The aim of this project is to develop a model that can accurately classify the kind of hospitalization required for patients suffering from COVID Sars 2, based on their clinical data and test results.
The final model can determine whether a patient needs to be admitted to the regular ward, the intensive care ward or if they do not require any admission whatsoever.
The dataset used in this project comes from the Hospital Israelita Albert Einstein in Sao Paulo Brazil, and can be found here.
The data set contains around 5000 records and consists of over 100 features. The biggest challenge with this dataset was the enormous amount of missing data. The chart below is a histogram of row counts and number of empty features. We see that a majority of rows are missing data for almost 90% of the features.
This absence of data points is partly due to the nature of the problem itself. Most of the records are for patients that were never admitted at all, and labs were only performed on patients who were. Since most of the features relate to lab test results, we have many features empty for many records on account of the fact that the labs were never performed.
The following chart ranks the features by most data contained to most empty. The fill levels are shown seperatelyfor admitted patients and not admitted patients.
Additionaly, there is strong class imbalance between not hospitalized, regular ward,semi_intensive and intensive care patients.

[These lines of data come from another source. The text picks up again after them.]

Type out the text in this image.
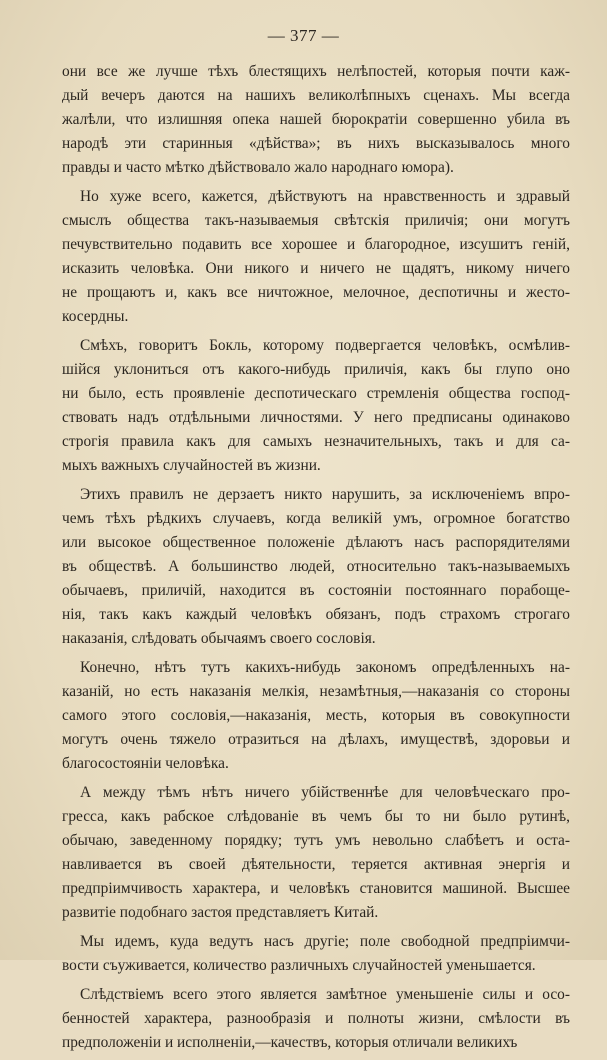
— 377 —
они все же лучше тѣхъ блестящихъ нелѣпостей, которыя почти каж-
дый вечеръ даются на нашихъ великолѣпныхъ сценахъ. Мы всегда
жалѣли, что излишняя опека нашей бюрократіи совершенно убила въ
народѣ эти старинныя «дѣйства»; въ нихъ высказывалось много
правды и часто мѣтко дѣйствовало жало народнаго юмора).
Но хуже всего, кажется, дѣйствуютъ на нравственность и здравый
смыслъ общества такъ-называемыя свѣтскія приличія; они могутъ
печувствительно подавить все хорошее и благородное, изсушитъ геній,
исказить человѣка. Они никого и ничего не щадятъ, никому ничего
не прощаютъ и, какъ все ничтожное, мелочное, деспотичны и жесто-
косердны.
Смѣхъ, говоритъ Бокль, которому подвергается человѣкъ, осмѣлив-
шійся уклониться отъ какого-нибудь приличія, какъ бы глупо оно
ни было, есть проявленіе деспотическаго стремленія общества господ-
ствовать надъ отдѣльными личностями. У него предписаны одинаково
строгія правила какъ для самыхъ незначительныхъ, такъ и для са-
мыхъ важныхъ случайностей въ жизни.
Этихъ правилъ не дерзаетъ никто нарушить, за исключеніемъ впро-
чемъ тѣхъ рѣдкихъ случаевъ, когда великій умъ, огромное богатство
или высокое общественное положеніе дѣлаютъ насъ распорядителями
въ обществѣ. А большинство людей, относительно такъ-называемыхъ
обычаевъ, приличій, находится въ состояніи постояннаго порабоще-
нія, такъ какъ каждый человѣкъ обязанъ, подъ страхомъ строгаго
наказанія, слѣдовать обычаямъ своего сословія.
Конечно, нѣтъ тутъ какихъ-нибудь закономъ опредѣленныхъ на-
казаній, но есть наказанія мелкія, незамѣтныя,—наказанія со стороны
самого этого сословія,—наказанія, месть, которыя въ совокупности
могутъ очень тяжело отразиться на дѣлахъ, имуществѣ, здоровьи и
благосостояніи человѣка.
А между тѣмъ нѣтъ ничего убійственнѣе для человѣческаго про-
гресса, какъ рабское слѣдованіе въ чемъ бы то ни было рутинѣ,
обычаю, заведенному порядку; тутъ умъ невольно слабѣетъ и оста-
навливается въ своей дѣятельности, теряется активная энергія и
предпріимчивость характера, и человѣкъ становится машиной. Высшее
развитіе подобнаго застоя представляетъ Китай.
Мы идемъ, куда ведутъ насъ другіе; поле свободной предпріимчи-
вости съуживается, количество различныхъ случайностей уменьшается.
Слѣдствіемъ всего этого является замѣтное уменьшеніе силы и осо-
бенностей характера, разнообразія и полноты жизни, смѣлости въ
предположеніи и исполненіи,—качествъ, которыя отличали великихъ
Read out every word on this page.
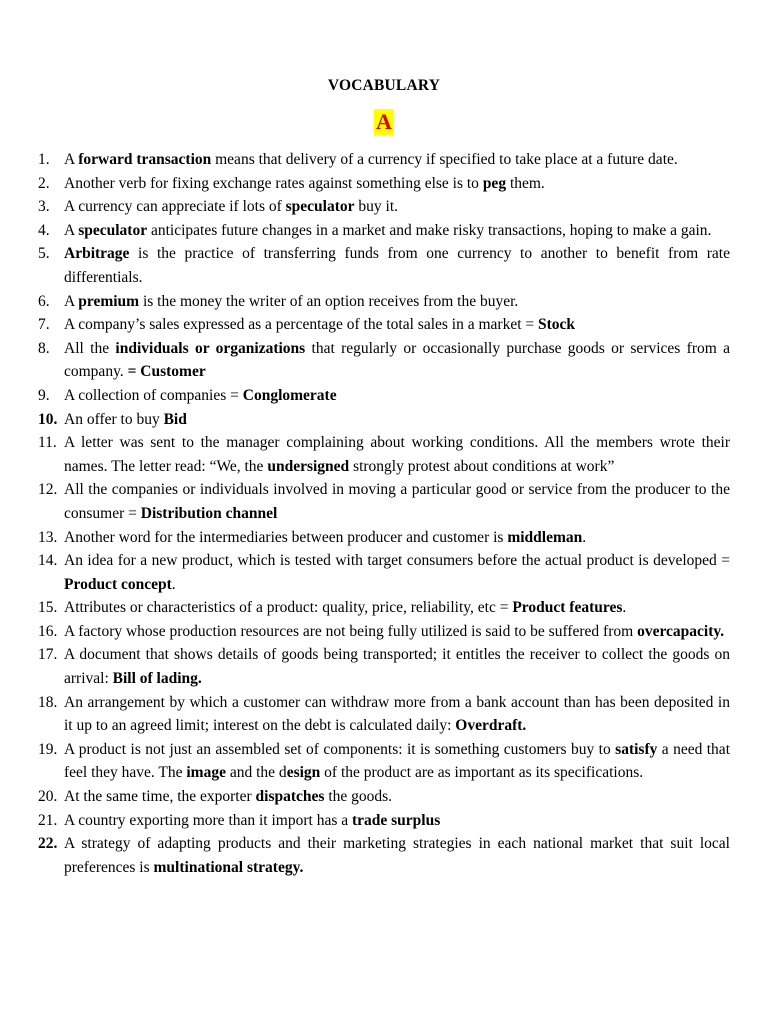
VOCABULARY
A
1. A forward transaction means that delivery of a currency if specified to take place at a future date.
2. Another verb for fixing exchange rates against something else is to peg them.
3. A currency can appreciate if lots of speculator buy it.
4. A speculator anticipates future changes in a market and make risky transactions, hoping to make a gain.
5. Arbitrage is the practice of transferring funds from one currency to another to benefit from rate differentials.
6. A premium is the money the writer of an option receives from the buyer.
7. A company’s sales expressed as a percentage of the total sales in a market = Stock
8. All the individuals or organizations that regularly or occasionally purchase goods or services from a company. = Customer
9. A collection of companies = Conglomerate
10. An offer to buy Bid
11. A letter was sent to the manager complaining about working conditions. All the members wrote their names. The letter read: “We, the undersigned strongly protest about conditions at work”
12. All the companies or individuals involved in moving a particular good or service from the producer to the consumer = Distribution channel
13. Another word for the intermediaries between producer and customer is middleman.
14. An idea for a new product, which is tested with target consumers before the actual product is developed = Product concept.
15. Attributes or characteristics of a product: quality, price, reliability, etc = Product features.
16. A factory whose production resources are not being fully utilized is said to be suffered from overcapacity.
17. A document that shows details of goods being transported; it entitles the receiver to collect the goods on arrival: Bill of lading.
18. An arrangement by which a customer can withdraw more from a bank account than has been deposited in it up to an agreed limit; interest on the debt is calculated daily: Overdraft.
19. A product is not just an assembled set of components: it is something customers buy to satisfy a need that feel they have. The image and the design of the product are as important as its specifications.
20. At the same time, the exporter dispatches the goods.
21. A country exporting more than it import has a trade surplus
22. A strategy of adapting products and their marketing strategies in each national market that suit local preferences is multinational strategy.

After fitting a preliminary Logistic Regression model on the dataset, I saw that the "semi_intensive" class was perfoming very poorly.
I again used regression to reclassify those data points as either regular ward or intensive. his was in the hopes that while by itself the semi intensive data was hard to predict since it was on the margin of two other classes, it might be more usefull to use those data sets to strengthen the other two classes.
To address the challenge of missing data, I have employed an iterative regression technique that takes data that IS present as a training set to predict the values missing for a given feature, and then adding the now complete feature to the training set for the next feature.
As for developing the actual model, I fit a variety of models to the data nd selected the best one. The following dataframe shows the performance metrics for each class with each model variant.
To verify the coefficients computed by the best model, I used hypothesis testing to compare the means of features between admited and not admitted patients to see if there was a statistically significant difference those two populations for that feature. The idea is, that is a significant difference exists, then those features do in fact bear heavily on determing which category a patient will fall into.
A Logistic Regression model using SMOTE to address the imbalance issue appears to be the best peforming model.
The following chart shows the most important features identified by the model.
The following dataframe shows the results of conducting relevant hypothesis tests on the means of the top features for the not admitted and admitted populations. We see that in most cases, the null hypothesis that the means are not statistically significant between the two populations has been rejected.
Additional data would be very helpful. There are some easy to obtain data points that are missing, things like BMI data, pre-existing conditions, smoking history etc. Ofcourse, patient privacy might be a concern.